This repository contains the implementation of the paper Mitigating over-exploration in latent space optimization using LES, by Omer Ronen, Ahmed Imtiaz Humayun, Richard Baraniuk, Randall Balestriero and Bin Yu.
Citation
If you use LES or any of the resources in this repo in your work, please use the following citation:
@misc{ronen2025mitigatingoverexplorationlatentspace,
title={Mitigating over-exploration in latent space optimization using LES},
author={Omer Ronen and Ahmed Imtiaz Humayun and Richard Baraniuk and Randall Balestriero and Bin Yu},
year={2025},
eprint={2406.09657},
archivePrefix={arXiv},
primaryClass={cs.LG},
url={https://arxiv.org/abs/2406.09657},
}Table of contents
Using Anaconda, first clone the current repository:
git clone https://github.com/OmerRonen/les.gitThen install the dependencies using:
conda env create --file environment.yml
conda activate lesTo use the log-expected improvement acquisition function, you would have to manually clone and install the BoTorch repository:
git clone https://github.com/pytorch/botorch.git
cd botorch
pip install -e .This repository uses the expressions and SMILES datasets, both can be downloaded from the repository of the Grammar Variational Autoencoder paper.
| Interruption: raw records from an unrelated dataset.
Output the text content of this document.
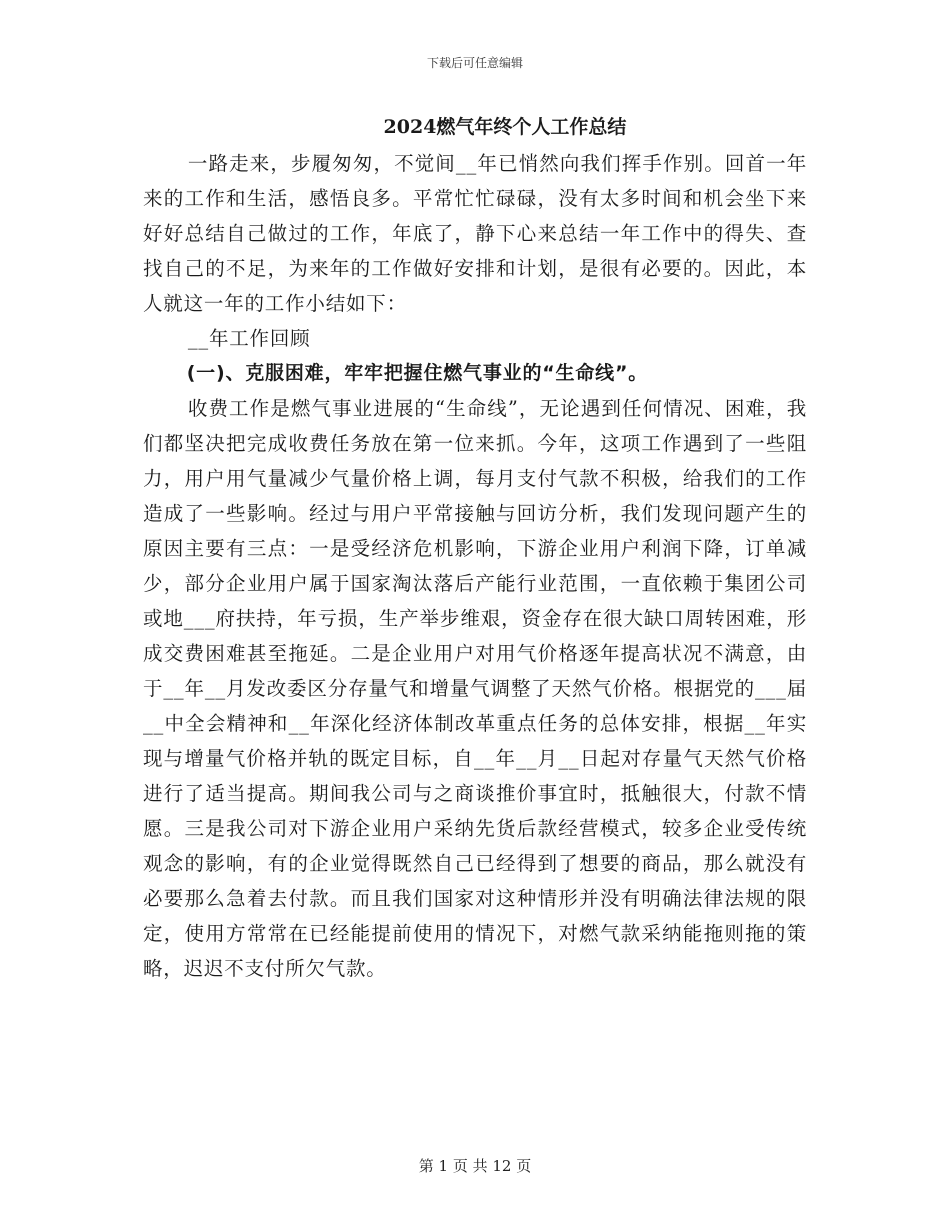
下载后可任意编辑
2024燃气年终个人工作总结

一路走来，步履匆匆，不觉间__年已悄然向我们挥手作别。回首一年来的工作和生活，感悟良多。平常忙忙碌碌，没有太多时间和机会坐下来好好总结自己做过的工作，年底了，静下心来总结一年工作中的得失、查找自己的不足，为来年的工作做好安排和计划，是很有必要的。因此，本人就这一年的工作小结如下：

__年工作回顾

(一)、克服困难，牢牢把握住燃气事业的“生命线”。

收费工作是燃气事业进展的“生命线”，无论遇到任何情况、困难，我们都坚决把完成收费任务放在第一位来抓。今年，这项工作遇到了一些阻力，用户用气量减少气量价格上调，每月支付气款不积极，给我们的工作造成了一些影响。经过与用户平常接触与回访分析，我们发现问题产生的原因主要有三点：一是受经济危机影响，下游企业用户利润下降，订单减少，部分企业用户属于国家淘汰落后产能行业范围，一直依赖于集团公司或地___府扶持，年亏损，生产举步维艰，资金存在很大缺口周转困难，形成交费困难甚至拖延。二是企业用户对用气价格逐年提高状况不满意，由于__年__月发改委区分存量气和增量气调整了天然气价格。根据党的___届__中全会精神和__年深化经济体制改革重点任务的总体安排，根据__年实现与增量气价格并轨的既定目标，自__年__月__日起对存量气天然气价格进行了适当提高。期间我公司与之商谈推价事宜时，抵触很大，付款不情愿。三是我公司对下游企业用户采纳先货后款经营模式，较多企业受传统观念的影响，有的企业觉得既然自己已经得到了想要的商品，那么就没有必要那么急着去付款。而且我们国家对这种情形并没有明确法律法规的限定，使用方常常在已经能提前使用的情况下，对燃气款采纳能拖则拖的策略，迟迟不支付所欠气款。

第 1 页 共 12 页
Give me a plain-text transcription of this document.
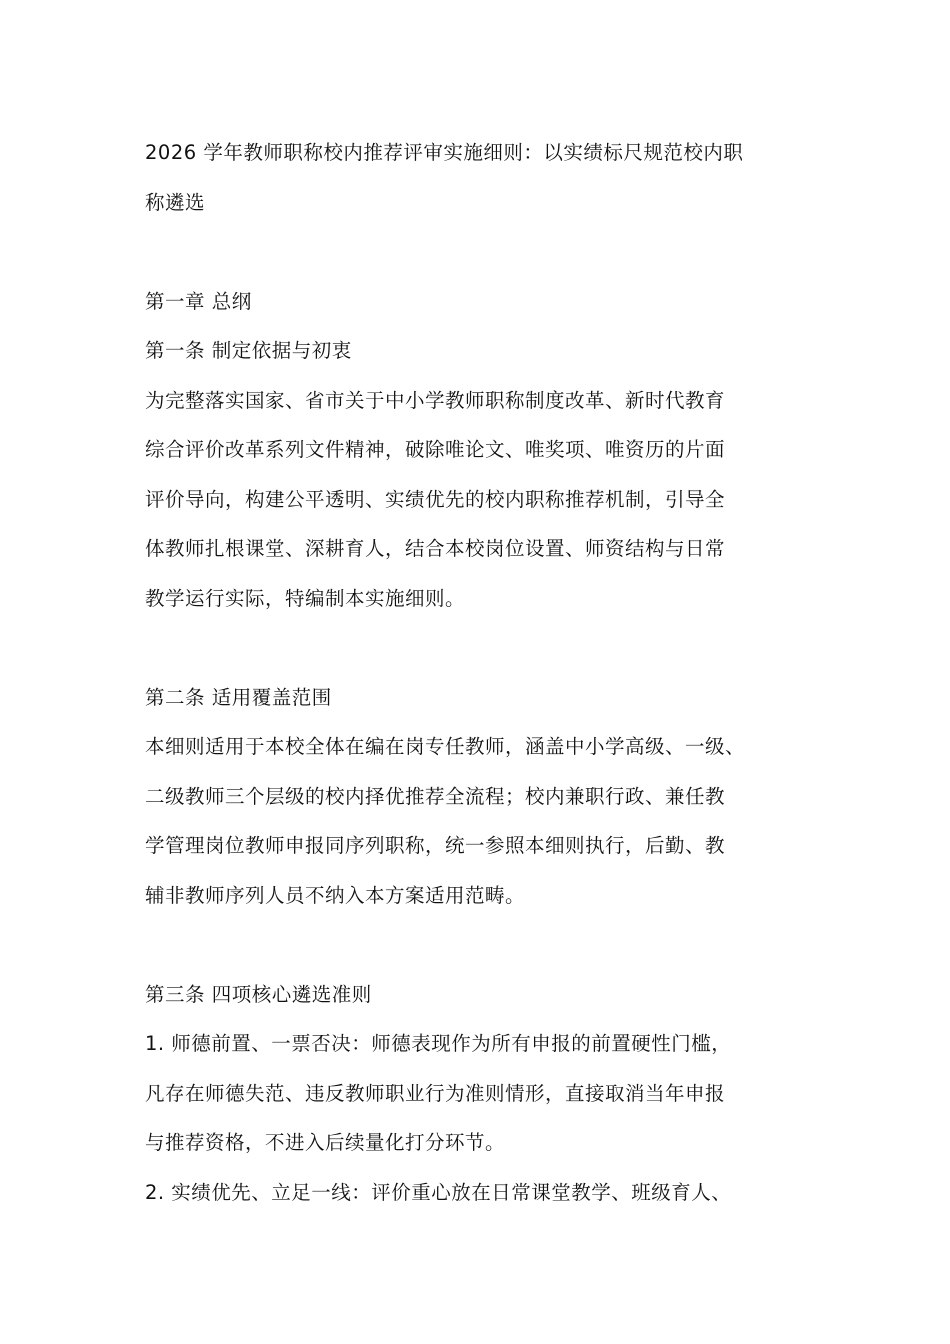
2026 学年教师职称校内推荐评审实施细则：以实绩标尺规范校内职
称遴选
第一章 总纲
第一条 制定依据与初衷
为完整落实国家、省市关于中小学教师职称制度改革、新时代教育
综合评价改革系列文件精神，破除唯论文、唯奖项、唯资历的片面
评价导向，构建公平透明、实绩优先的校内职称推荐机制，引导全
体教师扎根课堂、深耕育人，结合本校岗位设置、师资结构与日常
教学运行实际，特编制本实施细则。
第二条 适用覆盖范围
本细则适用于本校全体在编在岗专任教师，涵盖中小学高级、一级、
二级教师三个层级的校内择优推荐全流程；校内兼职行政、兼任教
学管理岗位教师申报同序列职称，统一参照本细则执行，后勤、教
辅非教师序列人员不纳入本方案适用范畴。
第三条 四项核心遴选准则
1. 师德前置、一票否决：师德表现作为所有申报的前置硬性门槛，
凡存在师德失范、违反教师职业行为准则情形，直接取消当年申报
与推荐资格，不进入后续量化打分环节。
2. 实绩优先、立足一线：评价重心放在日常课堂教学、班级育人、
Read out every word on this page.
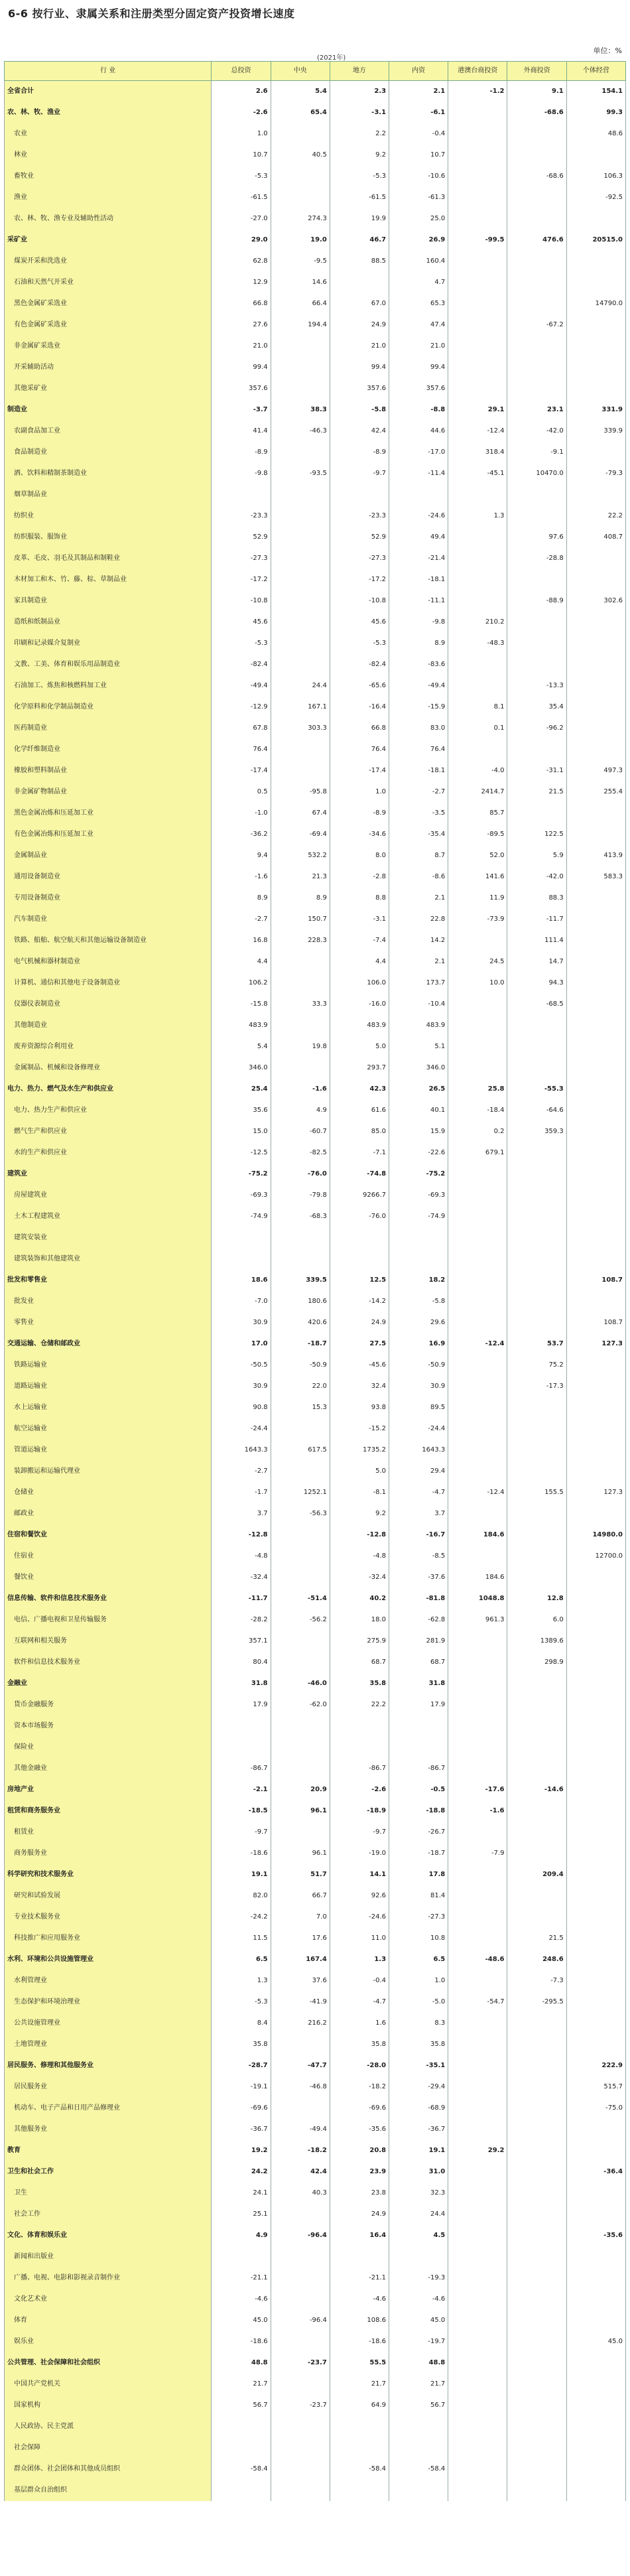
6-6 按行业、隶属关系和注册类型分固定资产投资增长速度
(2021年)
单位：%
行 业	总投资	中央	地方	内资	港澳台商投资	外商投资	个体经营
全省合计	2.6	5.4	2.3	2.1	-1.2	9.1	154.1
农、林、牧、渔业	-2.6	65.4	-3.1	-6.1		-68.6	99.3
农业	1.0		2.2	-0.4			48.6
林业	10.7	40.5	9.2	10.7			
畜牧业	-5.3		-5.3	-10.6		-68.6	106.3
渔业	-61.5		-61.5	-61.3			-92.5
农、林、牧、渔专业及辅助性活动	-27.0	274.3	19.9	25.0			
采矿业	29.0	19.0	46.7	26.9	-99.5	476.6	20515.0
煤炭开采和洗选业	62.8	-9.5	88.5	160.4			
石油和天然气开采业	12.9	14.6		4.7			
黑色金属矿采选业	66.8	66.4	67.0	65.3			14790.0
有色金属矿采选业	27.6	194.4	24.9	47.4		-67.2	
非金属矿采选业	21.0		21.0	21.0			
开采辅助活动	99.4		99.4	99.4			
其他采矿业	357.6		357.6	357.6			
制造业	-3.7	38.3	-5.8	-8.8	29.1	23.1	331.9
农副食品加工业	41.4	-46.3	42.4	44.6	-12.4	-42.0	339.9
食品制造业	-8.9		-8.9	-17.0	318.4	-9.1	
酒、饮料和精制茶制造业	-9.8	-93.5	-9.7	-11.4	-45.1	10470.0	-79.3
烟草制品业							
纺织业	-23.3		-23.3	-24.6	1.3		22.2
纺织服装、服饰业	52.9		52.9	49.4		97.6	408.7
皮革、毛皮、羽毛及其制品和制鞋业	-27.3		-27.3	-21.4		-28.8	
木材加工和木、竹、藤、棕、草制品业	-17.2		-17.2	-18.1			
家具制造业	-10.8		-10.8	-11.1		-88.9	302.6
造纸和纸制品业	45.6		45.6	-9.8	210.2		
印刷和记录媒介复制业	-5.3		-5.3	8.9	-48.3		
文教、工美、体育和娱乐用品制造业	-82.4		-82.4	-83.6			
石油加工、炼焦和核燃料加工业	-49.4	24.4	-65.6	-49.4		-13.3	
化学原料和化学制品制造业	-12.9	167.1	-16.4	-15.9	8.1	35.4	
医药制造业	67.8	303.3	66.8	83.0	0.1	-96.2	
化学纤维制造业	76.4		76.4	76.4			
橡胶和塑料制品业	-17.4		-17.4	-18.1	-4.0	-31.1	497.3
非金属矿物制品业	0.5	-95.8	1.0	-2.7	2414.7	21.5	255.4
黑色金属冶炼和压延加工业	-1.0	67.4	-8.9	-3.5	85.7		
有色金属冶炼和压延加工业	-36.2	-69.4	-34.6	-35.4	-89.5	122.5	
金属制品业	9.4	532.2	8.0	8.7	52.0	5.9	413.9
通用设备制造业	-1.6	21.3	-2.8	-8.6	141.6	-42.0	583.3
专用设备制造业	8.9	8.9	8.8	2.1	11.9	88.3	
汽车制造业	-2.7	150.7	-3.1	22.8	-73.9	-11.7	
铁路、船舶、航空航天和其他运输设备制造业	16.8	228.3	-7.4	14.2		111.4	
电气机械和器材制造业	4.4		4.4	2.1	24.5	14.7	
计算机、通信和其他电子设备制造业	106.2		106.0	173.7	10.0	94.3	
仪器仪表制造业	-15.8	33.3	-16.0	-10.4		-68.5	
其他制造业	483.9		483.9	483.9			
废弃资源综合利用业	5.4	19.8	5.0	5.1			
金属制品、机械和设备修理业	346.0		293.7	346.0			
电力、热力、燃气及水生产和供应业	25.4	-1.6	42.3	26.5	25.8	-55.3	
电力、热力生产和供应业	35.6	4.9	61.6	40.1	-18.4	-64.6	
燃气生产和供应业	15.0	-60.7	85.0	15.9	0.2	359.3	
水的生产和供应业	-12.5	-82.5	-7.1	-22.6	679.1		
建筑业	-75.2	-76.0	-74.8	-75.2			
房屋建筑业	-69.3	-79.8	9266.7	-69.3			
土木工程建筑业	-74.9	-68.3	-76.0	-74.9			
建筑安装业							
建筑装饰和其他建筑业							
批发和零售业	18.6	339.5	12.5	18.2			108.7
批发业	-7.0	180.6	-14.2	-5.8			
零售业	30.9	420.6	24.9	29.6			108.7
交通运输、仓储和邮政业	17.0	-18.7	27.5	16.9	-12.4	53.7	127.3
铁路运输业	-50.5	-50.9	-45.6	-50.9		75.2	
道路运输业	30.9	22.0	32.4	30.9		-17.3	
水上运输业	90.8	15.3	93.8	89.5			
航空运输业	-24.4		-15.2	-24.4			
管道运输业	1643.3	617.5	1735.2	1643.3			
装卸搬运和运输代理业	-2.7		5.0	29.4			
仓储业	-1.7	1252.1	-8.1	-4.7	-12.4	155.5	127.3
邮政业	3.7	-56.3	9.2	3.7			
住宿和餐饮业	-12.8		-12.8	-16.7	184.6		14980.0
住宿业	-4.8		-4.8	-8.5			12700.0
餐饮业	-32.4		-32.4	-37.6	184.6		
信息传输、软件和信息技术服务业	-11.7	-51.4	40.2	-81.8	1048.8	12.8	
电信、广播电视和卫星传输服务	-28.2	-56.2	18.0	-62.8	961.3	6.0	
互联网和相关服务	357.1		275.9	281.9		1389.6	
软件和信息技术服务业	80.4		68.7	68.7		298.9	
金融业	31.8	-46.0	35.8	31.8			
货币金融服务	17.9	-62.0	22.2	17.9			
资本市场服务							
保险业							
其他金融业	-86.7		-86.7	-86.7			
房地产业	-2.1	20.9	-2.6	-0.5	-17.6	-14.6	
租赁和商务服务业	-18.5	96.1	-18.9	-18.8	-1.6		
租赁业	-9.7		-9.7	-26.7			
商务服务业	-18.6	96.1	-19.0	-18.7	-7.9		
科学研究和技术服务业	19.1	51.7	14.1	17.8		209.4	
研究和试验发展	82.0	66.7	92.6	81.4			
专业技术服务业	-24.2	7.0	-24.6	-27.3			
科技推广和应用服务业	11.5	17.6	11.0	10.8		21.5	
水利、环境和公共设施管理业	6.5	167.4	1.3	6.5	-48.6	248.6	
水利管理业	1.3	37.6	-0.4	1.0		-7.3	
生态保护和环境治理业	-5.3	-41.9	-4.7	-5.0	-54.7	-295.5	
公共设施管理业	8.4	216.2	1.6	8.3			
土地管理业	35.8		35.8	35.8			
居民服务、修理和其他服务业	-28.7	-47.7	-28.0	-35.1			222.9
居民服务业	-19.1	-46.8	-18.2	-29.4			515.7
机动车、电子产品和日用产品修理业	-69.6		-69.6	-68.9			-75.0
其他服务业	-36.7	-49.4	-35.6	-36.7			
教育	19.2	-18.2	20.8	19.1	29.2		
卫生和社会工作	24.2	42.4	23.9	31.0			-36.4
卫生	24.1	40.3	23.8	32.3			
社会工作	25.1		24.9	24.4			
文化、体育和娱乐业	4.9	-96.4	16.4	4.5			-35.6
新闻和出版业							
广播、电视、电影和影视录音制作业	-21.1		-21.1	-19.3			
文化艺术业	-4.6		-4.6	-4.6			
体育	45.0	-96.4	108.6	45.0			
娱乐业	-18.6		-18.6	-19.7			45.0
公共管理、社会保障和社会组织	48.8	-23.7	55.5	48.8			
中国共产党机关	21.7		21.7	21.7			
国家机构	56.7	-23.7	64.9	56.7			
人民政协、民主党派							
社会保障							
群众团体、社会团体和其他成员组织	-58.4		-58.4	-58.4			
基层群众自治组织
Specifically, the eq2_grammar_dataset.h5 and 250k_rndm_zinc_drugs_clean.smi files should be downloaded into the data/grammar and data/molecules directories, respectively.
All the models used in our work can be found in the trained_models directory. The following command loads a pre-trained VAE for the expressions dataset:
from les.nets.utils import get_vae
from les.utils.les import LES
dataset = "expressions"
architecture = "gru"
beta = "1"
vae, _ = get_vae(dataset=dataset, architecture=architecture, beta=beta)For replicating the results on the molecular datasets (SELFIES and SMILES), we recommend using a GPU to avoid long running times.
The results in Table 1 can be replicated using:
python -m les.analysis.ood <DATASET> <ARCHITECTURE> <BETA>where <DATASET> should be replaced with expressions, smiles, or selfies, <ARCHITECTURE> with gru, lstm, or transformer and <BETA> with 0.05, 0.1 or 1.
The Bayesian Optimization results in Section 4 can be replicated with (see les/configs/bayes_opt.yaml for run configuration):
python -m les.analysis.boIf you are interested in calculating ScaLES with a given pre-trained generative model, you can use the following code:
from les.nets.utils import get_vae
from les.utils.les import LES
dataset = "expressions"
architecture = "gru"
beta = "1"
vae, _ = get_vae(dataset=dataset, architecture=architecture, beta=beta)
les = LES(vae)
z = torch.randn((5, vae.latent_dim))
les_score = les(z)The code is released under the MIT license; see the LICENSE file for details.